In their earlier stages the termites proceed with such energetic rapidity, that I have seen a pinnacle of moist clay, six inches in height and twice as large in diameter, constructed underneath a table between sitting down to dinner and the removal of the cloth.

As these lofty mounds of earth have all been carried up from beneath the surface, a cave of corresponding dimensions is necessarily scooped out below, and here, under the multitude of cupolas and pinnacles which canopy it above, the termites hollow out the royal chamber for their queen, with spacious nurseries surrounding it on all sides. Store-rooms and magazines occupy the lower apartments, and all are connected by arched galleries, long passages, and doorways of the most intricate and elaborate construction. In the centre and underneath the spacious dome is the recess for the queen—a hideous creature, with the head and thorax of an ordinary termite, but a body swollen to a hundred times its usual and proportionate bulk, and presenting the appearance of a mass of shapeless pulp. From this great progenitrix proceed the myriads which people the subterranean hive, consisting, like the communities of the genuine ants, of labourers and soldiers, which are destined never to acquire a fuller development than that of larvas, and the perfect insects which in due time become invested with wings and take their departing flight from the cave. But their new equipment seems only destined to facilitate their dispersion from the parent nest, which takes place at dusk; and almost as quickly as they leave it they divest themselves of their ineffectual wings, waving them impatiently and twisting them in every direction till they become detached and drop off, and the swarm, within a few hours of their emancipation, become a prey to the night-jars and bats, which are instantly attracted to them as they issue in a cloud from the ground. I am not prepared to say that the other insectivorous birds would not gladly make a meal of the termites, but, seeing that in Ceylon their numbers are chiefly kept in check by the crepuscular birds, it is observable, at least as a coincidence, that the dispersion of the swarm generally takes place at twilight. Those that escape the caprimulgi lose their wings before morning, and are then disposed of by the crows.
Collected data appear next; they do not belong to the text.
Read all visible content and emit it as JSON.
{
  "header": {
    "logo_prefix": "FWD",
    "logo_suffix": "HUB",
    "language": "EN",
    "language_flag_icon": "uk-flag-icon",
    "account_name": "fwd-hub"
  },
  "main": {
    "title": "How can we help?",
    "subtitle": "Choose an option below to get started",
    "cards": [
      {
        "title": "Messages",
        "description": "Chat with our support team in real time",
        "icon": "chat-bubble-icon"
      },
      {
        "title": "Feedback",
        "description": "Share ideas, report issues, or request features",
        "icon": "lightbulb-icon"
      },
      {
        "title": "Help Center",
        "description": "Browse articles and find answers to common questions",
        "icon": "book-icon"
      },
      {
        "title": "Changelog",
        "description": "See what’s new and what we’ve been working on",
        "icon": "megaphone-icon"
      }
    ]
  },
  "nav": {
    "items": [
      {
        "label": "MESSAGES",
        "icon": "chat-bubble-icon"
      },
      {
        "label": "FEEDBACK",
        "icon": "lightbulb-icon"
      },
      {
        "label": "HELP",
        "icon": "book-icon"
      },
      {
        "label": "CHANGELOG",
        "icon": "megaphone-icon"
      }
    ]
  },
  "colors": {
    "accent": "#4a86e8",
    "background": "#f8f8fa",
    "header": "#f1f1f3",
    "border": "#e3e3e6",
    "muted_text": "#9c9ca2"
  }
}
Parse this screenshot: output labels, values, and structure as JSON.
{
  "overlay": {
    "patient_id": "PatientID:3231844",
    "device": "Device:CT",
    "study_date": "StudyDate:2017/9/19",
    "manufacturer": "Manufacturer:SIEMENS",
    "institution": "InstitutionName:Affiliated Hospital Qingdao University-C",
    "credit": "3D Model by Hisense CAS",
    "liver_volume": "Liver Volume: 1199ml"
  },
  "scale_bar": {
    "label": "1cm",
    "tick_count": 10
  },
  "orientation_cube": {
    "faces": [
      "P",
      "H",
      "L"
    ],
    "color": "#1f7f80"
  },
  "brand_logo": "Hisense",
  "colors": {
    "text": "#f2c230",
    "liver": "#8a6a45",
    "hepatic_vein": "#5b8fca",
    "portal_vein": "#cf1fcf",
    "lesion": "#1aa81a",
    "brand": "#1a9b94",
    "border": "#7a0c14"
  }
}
The strange peculiarity of the omnivorous ravages of the white ants is that they shrink from the light, in all their expeditions for providing food they construct a covered pathway of moistened clay, and their galleries above ground extend to an incredible distance from the central nest. No timber, except ebony and ironwood, which are too hard, and those which are strongly impregnated with camphor or aromatic oils, which they dislike, presents any obstacle to their ingress. I have had a case of wine filled, in the course of two days, with almost solid clay, and only discovered the presence of the white ants by the bursting of the corks. I have had a portmanteau in my tent so peopled with them in the course of a single night that the contents were found worthless in the morning. In an incredibly short time a detachment of these pests will destroy a press full of records, reducing the paper to fragments; and a shelf of books will be tunnelled into a gallery if it happen to be in their line of march.

The timbers of a house when fairly attacked are eaten from within till the beams are reduced to an absolute shell, so thin that it may be punched through with the point of the finger: and even kyanized wood, unless impregnated with an extra quantity of corrosive sublimate, appears to occasion them no inconvenience. The only effectual precaution for the protection of furniture is incessant vigilance—the constant watching of every article, and its daily removal from place to place, in order to baffle their assaults.

They do not appear in the hills above the elevation of 2000 feet. One species of white ant, the Termes Taprobanes, was at one time believed by Mr. Walker to be peculiar to the island, but it has recently been found in Sumatra and Borneo, and in some parts of Hindustan.

HYMENOPTERA. Mason Wasp.—In Ceylon as in all other countries, the order of hymenopterous insects arrests us less by the beauty of their forms than the marvels of their sagacity and the achievements of their instinct. A fossorial wasp of the family of Sphegidoe,[1] which is distinguished by its metallic lustre, enters by the open windows, and disarms irritation at its movements by admiration of the graceful industry with which it stops up the keyholes and similar apertures with clay in order to build in them a cell, into which it thrusts the pupa of some other insect, within whose body it has previously introduced its own eggs; and, enclosing the whole with moistened earth, the young parasite, after undergoing its transformations, gnaws its way into light, and emerges a four-winged fly.[2]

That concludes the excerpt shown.